10.01 Property, Plant, and Equipment Flashcards
What is property, plant, and equipment?
Property, plant, and equipment (PP&E), also called fixed assets or long-lived assets, are tangible assets acquired for long-term use in the normal course of business. They are not for resale and are generally subject to depreciation. To be included within the PP&E accounts, an asset needs to meet the following conditions: (1) be currently used in operations, (2) have a useful life extending more than one year beyond the balance sheet date, and (3) have physical substance0
What are examples of PP&E accounts?
Plant and Equipment - buildings, machinery, equipment; has a finite useful life
Land - any plot of land; has an indefinite life therefore not depreciated
Land Improvements - parking lot, fencing, lighting; has a finite useful life
Natural Resources - gravel pits, coal mines; will produce income until all resources are extracted and sold
Leasehold Improvements - improvements to leased property; has a finite useful life.
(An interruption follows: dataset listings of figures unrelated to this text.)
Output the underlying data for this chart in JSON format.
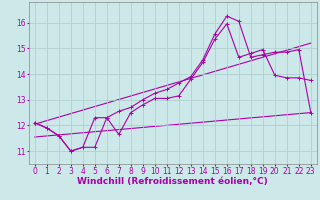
{
  "background_color": "#cce8e8",
  "line_color": "#aa00aa",
  "grid_color": "#aacccc",
  "xlabel": "Windchill (Refroidissement éolien,°C)",
  "xlabel_fontsize": 6.5,
  "tick_fontsize": 5.5,
  "xlim": [
    -0.5,
    23.5
  ],
  "ylim": [
    10.5,
    16.8
  ],
  "yticks": [
    11,
    12,
    13,
    14,
    15,
    16
  ],
  "xticks": [
    0,
    1,
    2,
    3,
    4,
    5,
    6,
    7,
    8,
    9,
    10,
    11,
    12,
    13,
    14,
    15,
    16,
    17,
    18,
    19,
    20,
    21,
    22,
    23
  ],
  "series_marked_1": {
    "x": [
      0,
      1,
      2,
      3,
      4,
      5,
      6,
      7,
      8,
      9,
      10,
      11,
      12,
      13,
      14,
      15,
      16,
      17,
      18,
      19,
      20,
      21,
      22,
      23
    ],
    "y": [
      12.1,
      11.9,
      11.6,
      11.0,
      11.15,
      11.15,
      12.3,
      11.65,
      12.5,
      12.8,
      13.05,
      13.05,
      13.15,
      13.8,
      14.45,
      15.35,
      15.95,
      14.65,
      14.8,
      14.95,
      13.95,
      13.85,
      13.85,
      13.75
    ]
  },
  "series_marked_2": {
    "x": [
      0,
      1,
      2,
      3,
      4,
      5,
      6,
      7,
      8,
      9,
      10,
      11,
      12,
      13,
      14,
      15,
      16,
      17,
      18,
      19,
      20,
      21,
      22,
      23
    ],
    "y": [
      12.1,
      11.9,
      11.6,
      11.0,
      11.15,
      12.3,
      12.3,
      12.55,
      12.7,
      13.0,
      13.25,
      13.4,
      13.65,
      13.9,
      14.55,
      15.55,
      16.25,
      16.05,
      14.65,
      14.75,
      14.85,
      14.85,
      14.95,
      12.5
    ]
  },
  "trend_low": {
    "x": [
      0,
      23
    ],
    "y": [
      11.55,
      12.5
    ]
  },
  "trend_high": {
    "x": [
      0,
      23
    ],
    "y": [
      12.05,
      15.2
    ]
  }
}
What are the initial capitalized costs of PP&E?
The initial capitalized cost of PP&E includes two components: 1. the acquisition cost and 2. the get-ready costs.
The acquisition cost is either the cash paid for the asset on the acquisition date or the present value of future cash payments if bought on a payment plan. The get-ready costs include all costs incurred to get the asset on the company’s premises and ready for use.
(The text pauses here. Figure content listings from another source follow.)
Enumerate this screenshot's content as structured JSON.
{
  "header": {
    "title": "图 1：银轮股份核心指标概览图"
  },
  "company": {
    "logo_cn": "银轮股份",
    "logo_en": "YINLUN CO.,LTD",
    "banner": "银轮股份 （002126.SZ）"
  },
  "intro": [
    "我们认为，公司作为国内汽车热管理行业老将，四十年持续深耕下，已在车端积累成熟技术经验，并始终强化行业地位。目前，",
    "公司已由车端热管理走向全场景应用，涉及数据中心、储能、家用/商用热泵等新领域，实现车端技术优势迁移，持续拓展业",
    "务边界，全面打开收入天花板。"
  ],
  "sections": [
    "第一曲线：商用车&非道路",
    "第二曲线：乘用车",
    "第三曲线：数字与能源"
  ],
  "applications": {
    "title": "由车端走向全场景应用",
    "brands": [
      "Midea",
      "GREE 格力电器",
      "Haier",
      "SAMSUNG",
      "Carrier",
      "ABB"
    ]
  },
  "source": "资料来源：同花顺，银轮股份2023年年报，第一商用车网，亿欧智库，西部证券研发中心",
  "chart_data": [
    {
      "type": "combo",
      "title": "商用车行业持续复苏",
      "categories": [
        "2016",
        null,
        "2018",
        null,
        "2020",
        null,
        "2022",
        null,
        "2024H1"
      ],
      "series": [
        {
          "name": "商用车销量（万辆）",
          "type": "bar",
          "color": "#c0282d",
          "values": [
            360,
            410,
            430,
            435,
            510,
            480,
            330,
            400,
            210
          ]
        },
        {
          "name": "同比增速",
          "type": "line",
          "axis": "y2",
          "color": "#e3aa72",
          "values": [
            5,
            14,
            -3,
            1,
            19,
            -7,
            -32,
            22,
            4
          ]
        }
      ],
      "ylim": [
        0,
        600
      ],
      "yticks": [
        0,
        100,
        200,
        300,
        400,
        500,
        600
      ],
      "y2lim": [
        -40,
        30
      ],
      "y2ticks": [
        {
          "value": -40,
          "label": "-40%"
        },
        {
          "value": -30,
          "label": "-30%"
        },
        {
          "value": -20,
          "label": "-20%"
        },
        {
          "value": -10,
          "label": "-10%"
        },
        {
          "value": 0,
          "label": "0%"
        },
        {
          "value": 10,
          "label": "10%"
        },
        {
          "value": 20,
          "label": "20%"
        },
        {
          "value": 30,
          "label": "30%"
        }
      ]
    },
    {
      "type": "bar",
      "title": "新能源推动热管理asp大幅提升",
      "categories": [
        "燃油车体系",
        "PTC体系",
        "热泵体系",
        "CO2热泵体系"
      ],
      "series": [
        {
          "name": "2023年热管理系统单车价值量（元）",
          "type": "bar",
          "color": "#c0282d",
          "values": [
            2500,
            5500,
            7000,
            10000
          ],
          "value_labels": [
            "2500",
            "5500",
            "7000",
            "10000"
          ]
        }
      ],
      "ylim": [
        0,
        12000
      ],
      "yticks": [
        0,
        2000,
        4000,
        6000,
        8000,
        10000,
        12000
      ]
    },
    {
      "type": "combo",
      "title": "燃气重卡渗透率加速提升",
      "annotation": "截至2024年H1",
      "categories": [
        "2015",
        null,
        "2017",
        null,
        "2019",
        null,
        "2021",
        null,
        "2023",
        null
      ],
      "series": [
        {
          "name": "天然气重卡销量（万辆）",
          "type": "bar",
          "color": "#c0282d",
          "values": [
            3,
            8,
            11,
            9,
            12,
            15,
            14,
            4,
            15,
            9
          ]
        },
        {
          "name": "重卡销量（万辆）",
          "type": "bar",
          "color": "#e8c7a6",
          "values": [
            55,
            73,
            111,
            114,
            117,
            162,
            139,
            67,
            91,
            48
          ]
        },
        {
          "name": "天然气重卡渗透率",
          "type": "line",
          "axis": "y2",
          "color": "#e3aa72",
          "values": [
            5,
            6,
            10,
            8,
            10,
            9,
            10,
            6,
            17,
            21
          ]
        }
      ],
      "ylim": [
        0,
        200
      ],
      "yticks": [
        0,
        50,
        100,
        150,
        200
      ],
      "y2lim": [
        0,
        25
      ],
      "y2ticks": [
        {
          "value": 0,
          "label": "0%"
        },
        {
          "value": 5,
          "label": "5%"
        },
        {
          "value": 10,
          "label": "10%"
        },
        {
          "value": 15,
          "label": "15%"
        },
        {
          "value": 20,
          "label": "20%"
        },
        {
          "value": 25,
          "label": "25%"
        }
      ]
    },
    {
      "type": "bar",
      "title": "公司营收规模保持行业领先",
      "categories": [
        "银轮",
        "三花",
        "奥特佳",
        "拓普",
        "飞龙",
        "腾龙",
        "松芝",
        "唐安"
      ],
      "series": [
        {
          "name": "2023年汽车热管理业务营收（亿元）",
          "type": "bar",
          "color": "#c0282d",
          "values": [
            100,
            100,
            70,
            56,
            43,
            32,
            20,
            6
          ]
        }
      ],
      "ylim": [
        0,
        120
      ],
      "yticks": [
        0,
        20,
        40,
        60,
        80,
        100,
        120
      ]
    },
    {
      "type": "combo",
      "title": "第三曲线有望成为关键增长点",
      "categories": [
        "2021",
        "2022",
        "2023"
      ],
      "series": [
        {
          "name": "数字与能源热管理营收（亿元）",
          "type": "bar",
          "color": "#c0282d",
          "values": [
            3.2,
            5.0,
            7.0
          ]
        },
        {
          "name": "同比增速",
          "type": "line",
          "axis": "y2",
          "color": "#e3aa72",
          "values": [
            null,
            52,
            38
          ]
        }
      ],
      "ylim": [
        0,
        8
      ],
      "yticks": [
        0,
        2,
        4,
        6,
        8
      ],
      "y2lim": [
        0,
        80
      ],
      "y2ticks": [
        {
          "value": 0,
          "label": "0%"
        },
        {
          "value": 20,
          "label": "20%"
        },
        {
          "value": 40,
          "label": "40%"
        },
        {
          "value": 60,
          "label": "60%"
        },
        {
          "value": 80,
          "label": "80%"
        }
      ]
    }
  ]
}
What is a lump-sum purchase?
In a lump-sum purchase, multiple assets are acquired for a single price. If a group of fixed assets (e.g. land with a building) is acquired in a single transaction, the total negotiated price is allocated to the individual assets acquired. This allocation is based on the respective FVs of the individual assets acquired.
When should a cost related to PP&E be capitalized vs expensed?
Expense if the benefits are only for the current period, the amount is immaterial, or the expenditure is for routine maintenance or repair.
Capitalize if the benefits are for the current and future periods, the amount is material, or the expenditure makes the asset improve functionality, make better products or have a longer life.
When a company constructs a fixed asset, what costs should be capitalized?
When a company constructs a fixed assets, costs that are capitalized include the following: direct labor, direct materials, overhead charges, construction period interest.
What three conditions must be met for interest to be capitalized?
- Qualifying expenditures have been made; 2. Activities that are necessary to get the asset ready for its intended use are in progress; 3. Actual interest cost is being incurred.
What is depreciation?
Depreciation is a systematic and rational allocation of capitalized plant asset cost to different reporting periods. The term systematic implies that the allocation is not random but rather is made on an orderly basis. The term rational means that by appealing to the way the asset is used, the process can be supported. The process of depreciation matches the cost of the plant asset to periods in which the asset is used to generate revenue.
What are examples of depreciation methods?
Straight-line; units or production; double declining balance; sum of the years digits.
How does a company recognize the sale or disposal of a fixed asset?
When a company disposes of a fixed asset, it will typically remove the original cost and AD, record any amounts received or due as a result of disposal, and recognize a gain or loss for the difference. The gain or loss is reported in continuing operations as part of other items.
What is impairment of long-lived assets?
Impairment of long-lived assets held for use occurs when the carrying amount of an asset is not recoverable and a write-off is needed.
What are the criteria for determining when an asset is considered held for sale?
There are 6 criteria for determining when an asset is considered held for sale: 1. a plan to sell the component has been committed to by people with the authority to do so; 2. the component is in salable condition and available for immediate sale; 3. action to complete the plan for disposal has been initiated, and a buyer is being actively sought; 4. the sale is probable and expected to be completed and to qualify for recognition within one year; 5. the price at which the component is being marketed is reasonable; 6. it is unlikely that significant changes will be made to the plan or that it will be withdrawn. All criteria must be met for the accounting provisions to apply. Otherwise, the asset is considered in use.
What is a PP&E rollforward?
A PP&E rollforward starts with the beginning balance of PP&E and lists all activity that increased or decreased the account during the period, resulting in the ending balance. The PP&E rollforward includes additions, disposals, depreciation, and any additional adjustments needed to correctly present the PP&E balance in the financial statements.